As we work on steps to support migrating organizations like PIH to OCL, we discovered that we need to define explicit conventions for source name equivalency. This will be used for when both importing & exporting concepts to/from OCL (e.g., in any import processes and within the OCL subscription module).
Initially, I thought we could remove everything but letters and numbers
When I test this against all current OCL sources, I found two examples where this approach might mistakenly conflate two different sources (i.e., two different source names would become identical). The first is “ICD-10” and “ICD 10”, which I think we can all agree are both referring to ICD-10. However, the second case is “KenyaEMR” and “KenyaEMR+”.
I suspect “KenayEMR” and “KenyaEMR+” are not the same source.
This makes me think we should be more selective in what we remove. For example, just remove whitespace, hyphens, and underscores (s/[ \-_]//g
) before doing a case-insensitive comparison. This would treat use of hyphen or space in “SNOMED-CT” and “ICD-10” as equivalent, but would treat “KenyaEMR” and “KenyaEMR+” as distinct sources.
Proposed convention for source name equivalency:
Case-insensitive comparison of source names, ignoring whitespace, hyphens, and underscores.

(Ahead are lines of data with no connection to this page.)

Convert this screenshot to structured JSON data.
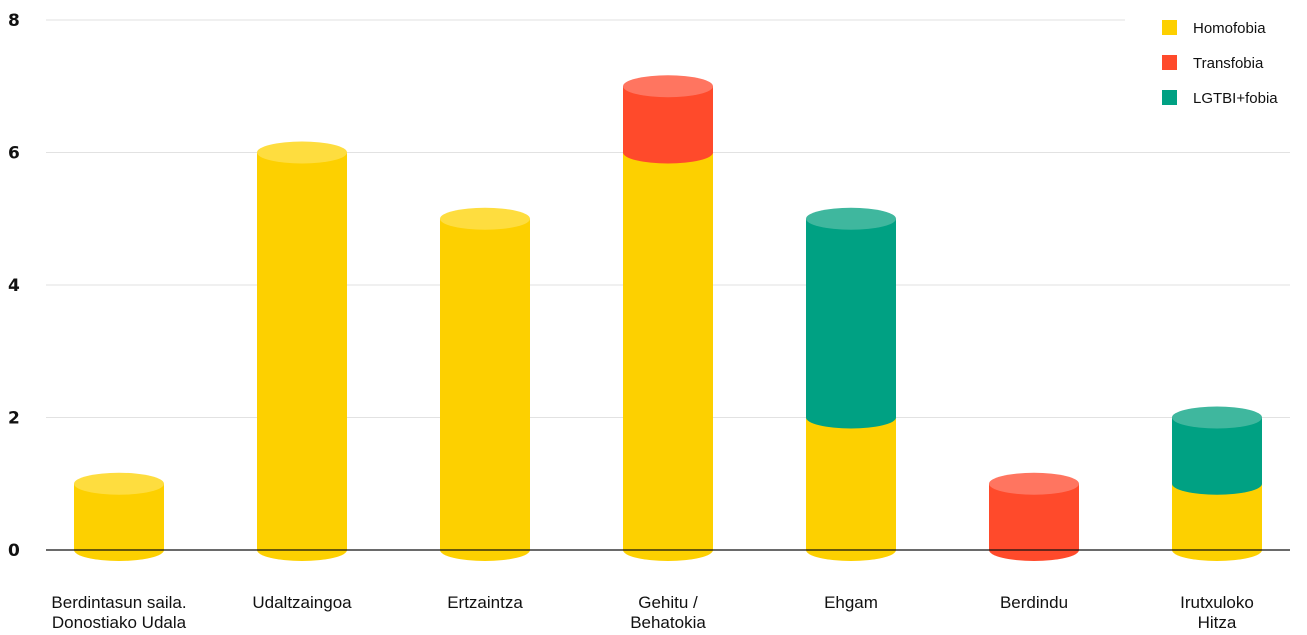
{
  "chart_data": {
    "type": "bar",
    "stacked": true,
    "style": "3d-cylinder",
    "title": "",
    "xlabel": "",
    "ylabel": "",
    "ylim": [
      0,
      8
    ],
    "y_ticks": [
      0,
      2,
      4,
      6,
      8
    ],
    "grid": true,
    "legend_position": "top-right",
    "categories": [
      [
        "Berdintasun saila.",
        "Donostiako Udala"
      ],
      [
        "Udaltzaingoa"
      ],
      [
        "Ertzaintza"
      ],
      [
        "Gehitu /",
        "Behatokia"
      ],
      [
        "Ehgam"
      ],
      [
        "Berdindu"
      ],
      [
        "Irutxuloko",
        "Hitza"
      ]
    ],
    "series": [
      {
        "name": "Homofobia",
        "color": "#FDD000",
        "top_color": "#FEDD3F",
        "values": [
          1,
          6,
          5,
          6,
          2,
          0,
          1
        ]
      },
      {
        "name": "Transfobia",
        "color": "#FF4A2B",
        "top_color": "#FF7560",
        "values": [
          0,
          0,
          0,
          1,
          0,
          1,
          0
        ]
      },
      {
        "name": "LGTBI+fobia",
        "color": "#00A183",
        "top_color": "#3FB79E",
        "values": [
          0,
          0,
          0,
          0,
          3,
          0,
          1
        ]
      }
    ]
  }
}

function normalize(s) { return s.toLowerCase().replace(/[ \-_]/gi, ""); } function assertEquals(a, b) { console.assert( normalize(a) == normalize(b) ); } function assertNotEquals(a, b) { console.assert( normalize(a) != normalize(b) ); } assertEquals("ICD-10", "ICD 10"); assertEquals("ICD-10", "ICD10"); assertNotEquals("KenyaEMR", "KenyaEMR+");
Thoughts?